Arbritary Grade: A- Random Thoughts • Yes, this was Paul Walker’s last film, and they needed to use CGI composite shots mixed with his brothers as stand-ins to complete some of his scenes. To just get it out of the way: Yes, the movie was very tasteful with how it handled Walker’s death, and the scenes that were added after his death (some where noticeable or obvious script-wise, some I’m still not sure) were done respectfully and it was a very loving send-off to an actor and character that, for obvious reasons, could no longer go on in the following movies.

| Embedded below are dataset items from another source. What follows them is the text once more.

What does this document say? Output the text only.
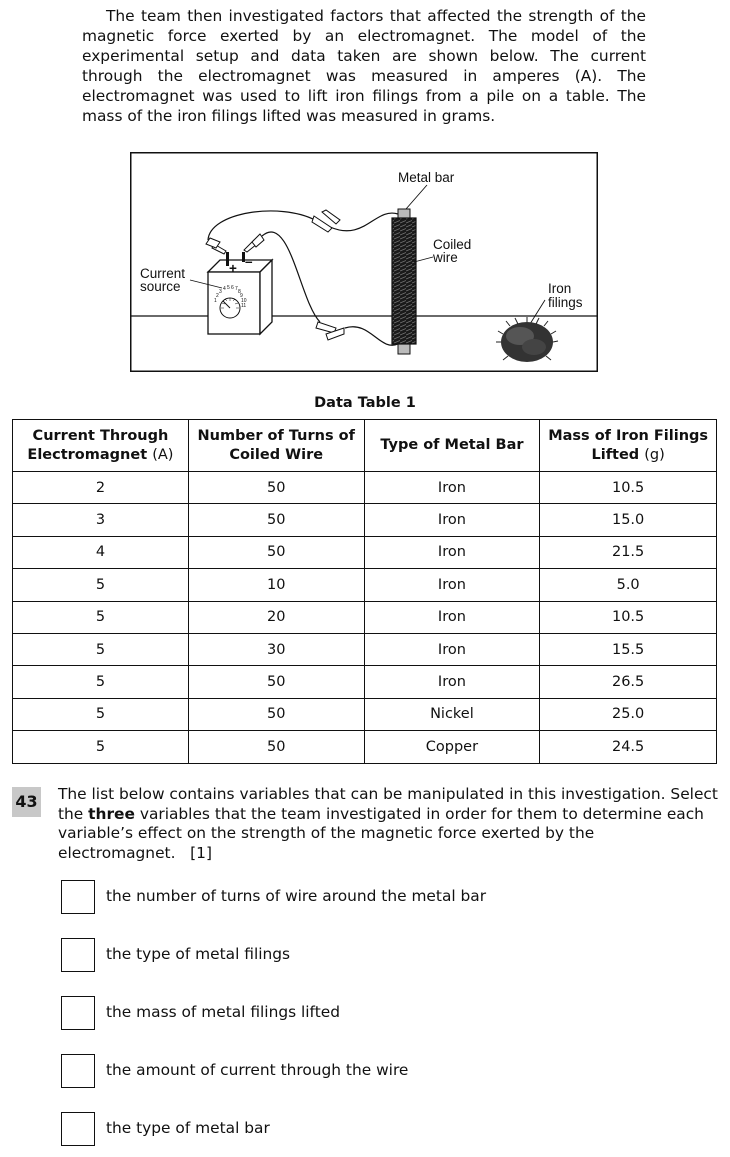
The team then investigated factors that affected the strength of the magnetic force exerted by an electromagnet. The model of the experimental setup and data taken are shown below. The current through the electromagnet was measured in amperes (A). The electromagnet was used to lift iron filings from a pile on a table. The mass of the iron filings lifted was measured in grams.

1
2
3 4 5 6 7 8
9
10
11
+ –
Metal bar
Coiled
wire
Current
source	Iron
filings
Data Table 1
Current Through
Electromagnet (A)	Number of Turns of
Coiled Wire	Type of Metal Bar	Mass of Iron Filings
Lifted (g)
2	50	Iron	10.5
3	50	Iron	15.0
4	50	Iron	21.5
5	10	Iron	5.0
5	20	Iron	10.5
5	30	Iron	15.5
5	50	Iron	26.5
5	50	Nickel	25.0
5	50	Copper	24.5
43 The list below contains variables that can be manipulated in this investigation. Select the three variables that the team investigated in order for them to determine each variable’s effect on the strength of the magnetic force exerted by the electromagnet. [1]

the number of turns of wire around the metal bar
the type of metal filings
the mass of metal filings lifted
the amount of current through the wire
the type of metal bar
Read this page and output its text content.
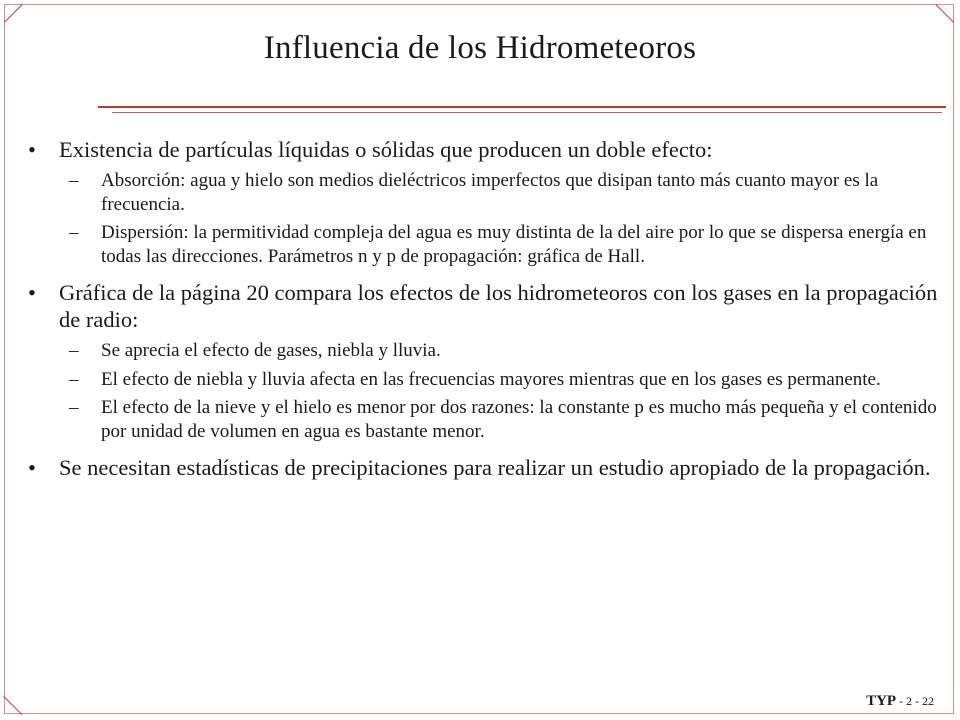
Influencia de los Hidrometeoros
• Existencia de partículas líquidas o sólidas que producen un doble efecto:
– Absorción: agua y hielo son medios dieléctricos imperfectos que disipan tanto más cuanto mayor es la frecuencia.
– Dispersión: la permitividad compleja del agua es muy distinta de la del aire por lo que se dispersa energía en todas las direcciones. Parámetros n y p de propagación: gráfica de Hall.
• Gráfica de la página 20 compara los efectos de los hidrometeoros con los gases en la propagación de radio:
– Se aprecia el efecto de gases, niebla y lluvia.
– El efecto de niebla y lluvia afecta en las frecuencias mayores mientras que en los gases es permanente.
– El efecto de la nieve y el hielo es menor por dos razones: la constante p es mucho más pequeña y el contenido por unidad de volumen en agua es bastante menor.
• Se necesitan estadísticas de precipitaciones para realizar un estudio apropiado de la propagación.
TYP - 2 - 22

And yeah, okay, I absolutely cried at the end of the movie, and thinking about it again is making me teary eyed. I need to put on some more Sopranos. Get me tough. • James Wan directs action well, if not a bit too much rotating camera CGI-y. But you can see a specific desire to keep shots going on for more than 2 seconds when possible. There were moments where fights seemed rushed, but overall it felt like the cameras were carefully placed. Given the fact he had so many big set pieces to get wrapped around he did a fine job, a fine job indeed. However, I can’t help but miss the paintball-sharp sensibilities of Justin Lin. • Three Awesome Action Moments:
Paul Walker has become the de facto bare knuckle fighter of the gang (solidified with the awesome prison cell scene that in Fast 6 that even preceded The Raid 2), and his brawl in the moving jail truck with Thai star Tony Jaa was particularly fun. Man, could Brian O’Connor kick ass. Enjoy your life with Dom’s sister and your cute kid, Jack.
As much as they make a big fucking deal about it in all the trailers, the car skydiving scene was effectively awesome. Six movies later, escalated to levels higher than anyone could have ever imagined, they found a way to pay homage to their original creator (the skydiving without a parachute scene in Point Break), but still stick up a stiff middle finger as to how ridiculous people think these movies can get. “LET’S HAVE CARS SKYDIVE” is possibly the most coke-fueled sentence Hollywood ever created, but the scene was done with a refreshing air of recognition as to how dumb it was really getting. And was fun.
And finally, let’s face it. Dom drove through THREE SEPARATE SKYSCRAPERS. The trailers, as terrible as they are at revealing an action movie’s big set-pieces, didn’t quite reveal that there was an entire other building they went through.